The language “Permanent total disability to do work of any reasonable character during period of disability” in the legislation in question does not mean ■ that the party must be unable to do any kind of work, but means permanent total disability to do work of any reasonable character that the party knows how to do and is capable of doing, which will afford him a support for himself and family.

In this case we do not know plaintiff’s age, nor whether he has a family, but due to his station in life, his work in the past has required him to stand, to walk forward and backward, stoop, bend his knee, leg, lift, push, use his leg, hip and back; and we are satisfied from the evidence that in all probability he will never be able to do that kind of work again.

He may some time in 'the' future learn to do some other kind of work, which can be done sitting down, and obtain employment and earn something at it, but accomplishment along any new line of labor of this kind is uncertain. The evidence does not indicate anything in that direction. At the present time his capacity for work in any line in which he is capable of working and earning a support for himself and family,, if he has one, is a permanent total disability, within the sense and meaning of the law.

In Myers vs. R. R., 140 La. 937, 74 South. 256, there is considerable appropriate language: In one part of the opinion the court says: “We have to hold therefore, that the disability of a workman who has lost the use of one of his legs from the hip joint down, is not necessarily total, since within the meaning of our said statute many lines of work are open to a man in that condition. Inasmuch, however, as up to the time of the trial the plaintiff had been unable to do work of any kind, he was up to that time totally incapacitated, and this incapacity will continue as long as healing process of nature shall not have been so far accomplished as will enable him to do manual labor of some kind”.

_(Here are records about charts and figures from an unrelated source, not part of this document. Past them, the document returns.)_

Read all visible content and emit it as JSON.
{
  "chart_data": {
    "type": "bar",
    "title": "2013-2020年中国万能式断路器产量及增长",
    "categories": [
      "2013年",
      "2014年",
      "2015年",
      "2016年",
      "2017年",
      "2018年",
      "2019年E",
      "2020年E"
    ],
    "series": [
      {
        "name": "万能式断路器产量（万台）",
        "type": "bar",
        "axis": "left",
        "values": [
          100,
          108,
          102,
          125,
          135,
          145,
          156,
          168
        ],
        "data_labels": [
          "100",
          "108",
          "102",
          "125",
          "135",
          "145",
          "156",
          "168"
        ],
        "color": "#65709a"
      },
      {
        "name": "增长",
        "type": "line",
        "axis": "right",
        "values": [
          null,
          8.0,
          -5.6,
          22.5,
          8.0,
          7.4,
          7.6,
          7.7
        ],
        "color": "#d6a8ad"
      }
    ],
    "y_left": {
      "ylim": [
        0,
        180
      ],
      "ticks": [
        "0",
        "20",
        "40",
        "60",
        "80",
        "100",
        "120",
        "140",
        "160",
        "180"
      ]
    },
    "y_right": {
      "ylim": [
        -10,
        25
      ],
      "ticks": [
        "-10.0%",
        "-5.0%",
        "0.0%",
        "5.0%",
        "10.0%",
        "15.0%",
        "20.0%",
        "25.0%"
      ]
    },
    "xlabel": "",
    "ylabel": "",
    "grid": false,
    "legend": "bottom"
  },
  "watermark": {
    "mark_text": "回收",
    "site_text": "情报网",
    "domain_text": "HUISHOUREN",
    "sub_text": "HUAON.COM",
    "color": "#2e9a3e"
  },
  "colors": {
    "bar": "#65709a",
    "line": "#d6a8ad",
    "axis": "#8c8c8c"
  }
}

The court gave judgment as for total disability. We shall affirm that judgment.

The court further cited Sec. 20 (amended Act 88 of 1918) compensation law according to which judgment may be reviewed at the instance of either party, if the condition of the injured party justifies the same.

The case we have in hand is a much more serious injury than was sustained by the party in the case cited. In that case it does not appear from the opinion that the hip was injured. In this case the evidence shows a permanent injury to the hip, which will remain even, if the leg is amputated, and satisfies us that plaintiff's injury should be classed as permanent total disability to do work of any reasonable character; and that he is entitled to 60 per cent of the wages he was receiving at the time of his injury, during the period of disability, not, however, beyond four hundred weeks.

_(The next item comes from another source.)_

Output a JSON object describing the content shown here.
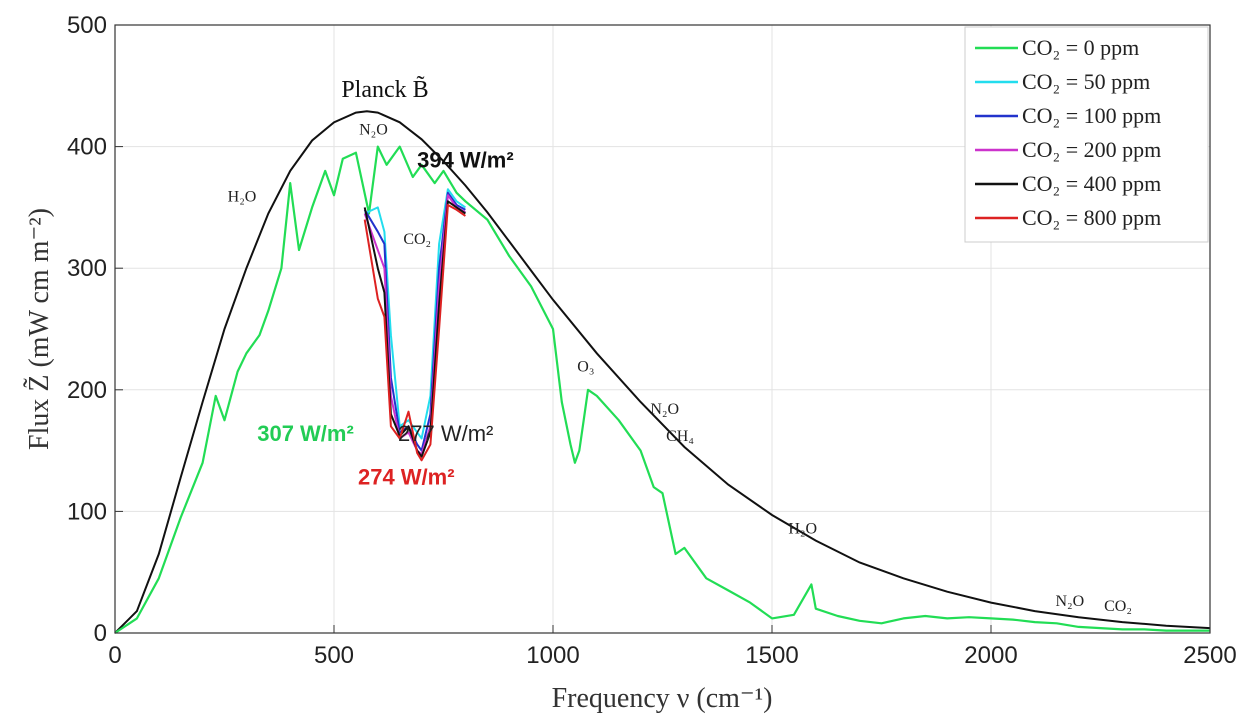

It is therefore ordered, adjudged and decreed that the judgment appealed from be amended, by fixing plaintiff’s compensation at $6.30 per week, for a period not exceeding four hundred weeks, from November 24, 1922, subject to a credit for sixty-two weeks already paid, and that each weekly payment past due, bear legal interest; and that each over due future payment bear legal interest as fixed by the district judge.

And as amended, the judgment appealed from is affirmed; that defendant and appellant pay the cost in both courts.

LECHE, J. Is of the opinion that the judgment appealed from should be affirmed.